Les forces de l'ordre ont lancé une chasse aux musulmans en perquisitionnant mosquées et associations. Souvent sans prendre de pincettes.

Depuis les attentats de Paris, les perquisitions se multiplient chez les musulmans et dans les lieux de culte. Souvent avec une violence extrême.

On a beau dire haut et fort que les terroristes de Daech ne sont pas musulmans et qu’ils n’ont certainement pas mis les pieds dans les mosquées françaises depuis bien longtemps, les autorités ont décidé de lancer une véritable chasse aux sorcières… ou plutôt une chasse aux musulmans. En plein état d’urgence, les perquisitions – souvent musclées – se sont multipliées : dans les mosquées, chez des pratiquants ou lors de contrôles au faciès. Si les Français musulmans l’ont pris avec humour, en lançant sur Twitter le hashtag #PerquisitionnezMoi, l’ambiance est aujourd’hui délétère.

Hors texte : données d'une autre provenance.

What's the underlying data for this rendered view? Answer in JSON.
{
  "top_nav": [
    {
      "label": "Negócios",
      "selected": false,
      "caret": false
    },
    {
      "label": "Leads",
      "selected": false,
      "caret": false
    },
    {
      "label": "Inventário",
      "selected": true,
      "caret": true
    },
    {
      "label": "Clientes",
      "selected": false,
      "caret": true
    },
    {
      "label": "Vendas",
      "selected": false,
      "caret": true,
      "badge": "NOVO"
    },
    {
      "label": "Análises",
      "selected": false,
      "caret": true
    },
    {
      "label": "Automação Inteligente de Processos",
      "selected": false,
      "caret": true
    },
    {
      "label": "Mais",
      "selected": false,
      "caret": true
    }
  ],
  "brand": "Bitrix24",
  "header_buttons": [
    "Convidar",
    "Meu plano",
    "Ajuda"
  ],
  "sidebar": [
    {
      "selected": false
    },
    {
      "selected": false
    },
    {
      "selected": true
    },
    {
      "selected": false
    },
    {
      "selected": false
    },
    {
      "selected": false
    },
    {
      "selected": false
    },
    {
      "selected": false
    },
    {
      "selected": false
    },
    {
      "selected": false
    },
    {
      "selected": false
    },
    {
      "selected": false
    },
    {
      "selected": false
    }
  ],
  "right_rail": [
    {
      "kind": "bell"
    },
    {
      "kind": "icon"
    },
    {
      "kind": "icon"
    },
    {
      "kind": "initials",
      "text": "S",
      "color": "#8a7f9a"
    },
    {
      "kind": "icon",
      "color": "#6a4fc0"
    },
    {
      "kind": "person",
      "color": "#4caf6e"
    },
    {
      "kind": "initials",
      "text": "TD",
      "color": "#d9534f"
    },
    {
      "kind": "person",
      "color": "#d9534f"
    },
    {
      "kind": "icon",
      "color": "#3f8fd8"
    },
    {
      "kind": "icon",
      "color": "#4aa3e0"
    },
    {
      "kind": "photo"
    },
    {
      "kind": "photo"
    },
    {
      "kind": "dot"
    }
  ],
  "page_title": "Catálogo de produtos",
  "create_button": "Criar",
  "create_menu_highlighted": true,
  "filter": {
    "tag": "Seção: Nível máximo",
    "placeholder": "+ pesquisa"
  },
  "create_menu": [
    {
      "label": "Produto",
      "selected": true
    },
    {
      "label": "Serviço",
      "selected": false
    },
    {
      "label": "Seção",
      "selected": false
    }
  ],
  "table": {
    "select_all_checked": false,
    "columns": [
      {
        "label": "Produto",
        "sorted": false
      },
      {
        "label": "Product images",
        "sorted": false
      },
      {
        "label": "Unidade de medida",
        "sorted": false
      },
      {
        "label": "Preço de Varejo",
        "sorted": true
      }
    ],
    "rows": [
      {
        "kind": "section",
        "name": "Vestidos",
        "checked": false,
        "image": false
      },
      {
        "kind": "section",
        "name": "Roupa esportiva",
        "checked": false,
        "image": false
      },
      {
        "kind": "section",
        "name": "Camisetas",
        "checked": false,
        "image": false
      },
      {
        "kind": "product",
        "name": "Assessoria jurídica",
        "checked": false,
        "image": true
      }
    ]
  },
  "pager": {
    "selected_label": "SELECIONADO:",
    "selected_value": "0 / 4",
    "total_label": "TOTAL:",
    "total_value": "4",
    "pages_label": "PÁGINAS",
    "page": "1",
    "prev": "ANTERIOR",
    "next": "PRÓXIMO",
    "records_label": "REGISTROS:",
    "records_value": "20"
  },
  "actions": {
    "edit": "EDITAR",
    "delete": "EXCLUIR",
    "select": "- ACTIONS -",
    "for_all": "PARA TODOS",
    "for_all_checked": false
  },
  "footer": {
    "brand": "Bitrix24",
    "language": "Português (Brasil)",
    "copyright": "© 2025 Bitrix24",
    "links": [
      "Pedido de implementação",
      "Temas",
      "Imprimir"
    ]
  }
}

Le salafisme incompris par la police

Et c’est notamment Rue89 Strasbourg qui raconte quelques histoires de perquisitions. Notamment celle d’un appartement appartenant à un homme de 80 ans, dans la ville alsacienne. Cela se passe le 21 novembre. Les forces de l’ordre font irruption chez lui pour « chercher des armes et de la drogue », écrit le magazine. Conséquence : l’octogénaire – qui a une fille déficiente mentale – fait un malaise et doit être hospitalisé. Le RAID, la police judiciaire et la Brigade de recherches et d’intervention, qui ont dévasté l’appartement, font, bien évidemment, chou blanc.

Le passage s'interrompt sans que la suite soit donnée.